Увы, заверения «постороннего», причастившегося сиюминутных даров жизни, не очень-то убеждали: смущала гильотина впереди, да и труп жертвы позади – все то, что исходит от «других» и вторгается в беседу с глазу на глаз между одиноким конечным телом и бесконечным мирозданием. Камю явно не хватало оглядки на себя со стороны. Он слишком легко выдавал за правдоискательство наспех сочиненные мифы спасения, на свой лад перелагая бытующие вокруг житейские толки о суете сует и смерти каждого в одиночку, об очистке от скверны ненатурального и омовении в прозрачных водах естества. И в своей поглощенности столь прельщавшей его утопией «телесного раскольничества» не замечал, что вся эта расхожая мыслительная монета подсунута ему тем самым обществом, против которого он ополчался. А с ней невозможно преуспеть в учительстве. Если презрительное «нет», брошенное Альбером Камю обществу, которое прикрывает свою опустошенность ветхими лохмотьями словес, ни на грош в них не веря, с лихвой заслужено, то правда разобществления и добровольного робинзонства, чьим подвижником сделан «посторонний», – заблуждение, и весьма опасное.
Открытие «других»
«Миф о Сизифе», «Письма к немецкому другу», «Недоразумение»

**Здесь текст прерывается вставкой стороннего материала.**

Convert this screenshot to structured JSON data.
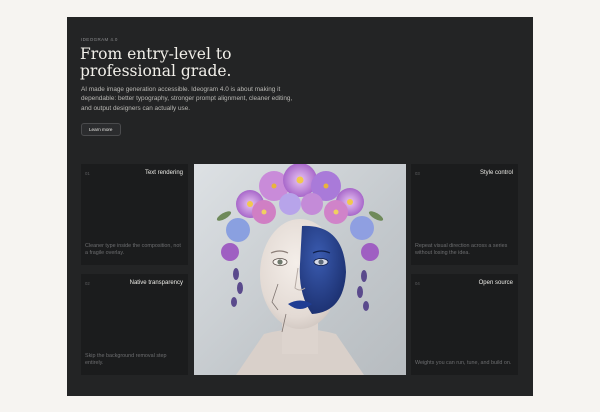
{
  "eyebrow": "IDEOGRAM 4.0",
  "headline": "From entry-level to professional grade.",
  "description": "AI made image generation accessible. Ideogram 4.0 is about making it dependable: better typography, stronger prompt alignment, cleaner editing, and output designers can actually use.",
  "learn_more": "Learn more",
  "features": [
    {
      "num": "01",
      "title": "Text rendering",
      "desc": "Cleaner type inside the composition, not a fragile overlay."
    },
    {
      "num": "02",
      "title": "Native transparency",
      "desc": "Skip the background removal step entirely."
    },
    {
      "num": "03",
      "title": "Style control",
      "desc": "Repeat visual direction across a series without losing the idea."
    },
    {
      "num": "04",
      "title": "Open source",
      "desc": "Weights you can run, tune, and build on."
    }
  ],
  "colors": {
    "page_bg": "#f6f4f1",
    "panel_bg": "#232425",
    "card_bg": "#1b1c1d",
    "accent_blue": "#23408e",
    "flower_purple": "#b66fd0"
  }
}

А между тем учительство было страстью Камю. Он был из тех моралистов с колыбели и по призванию, кому невыносимо жить просто так – потому что живется, пока еще не настигла смерть. Он испытывал нужду в том, чтобы прежде всего растолковать себе и другим, отчего жить все-таки стоит, коль скоро каждый затерян в мироздании без руля и без ветрил и каждому предназначено, однажды возникнув из праха, в прах же и обратиться. «Посторонний» был прикидкой решения этой квадратуры житейского круга. Теперь предстояло пойти дальше и все осмыслить теоретически. Вслед за «Посторонним» Камю взялся за философский труд «Миф о Сизифе», чтобы выполнить уже не в вымышленном повествовании, а в прямых логических выкладках давний свой замысел, высказанный им в отзыве на повесть Сартра «Тошнота»: «установить абсурдность жизни – это вовсе не конец, а только начало… Нас интересует не само по себе это открытие, а его следствия и правила поведения, из него извлекаемые» (II, 1419).
«Миф о Сизифе» в основных своих разделах был написан где-то между маем 1940 и февралем 1941 года – в месяцы разгрома Франции и последующего утверждения в ней порядков покоренной и разделенной на две зоны страны. Отсюда – горькая сумрачность сочинения, которое открывается афоризмом: «Есть лишь одна поистине серьезная философская проблема – проблема самоубийства» (I, 99). И хотя прямо о происшедшей со страной катастрофе речь нигде не заходит, ее гнетущая тяжесть различима в самом ходе и повороте мысли Камю. Все выглядит так, будто недавнее поражение давало ему ключ к вечным загадкам нашей земной судьбы. Военная катастрофа, размышлял он еще в 1939 году, «выявляет гораздо более глубинную и сущностную абсурдность жизни вообще, придает ей непосредственную осязаемость и настоятельность. Если эта война и может оказать на человека какое-то воздействие, так это укрепить его в представлениях о собственном бытии и в тех суждениях, которые он выносит по этому поводу. С того момента, как война стала фактом, любое суждение, не учитывающее ее, ложно»[46].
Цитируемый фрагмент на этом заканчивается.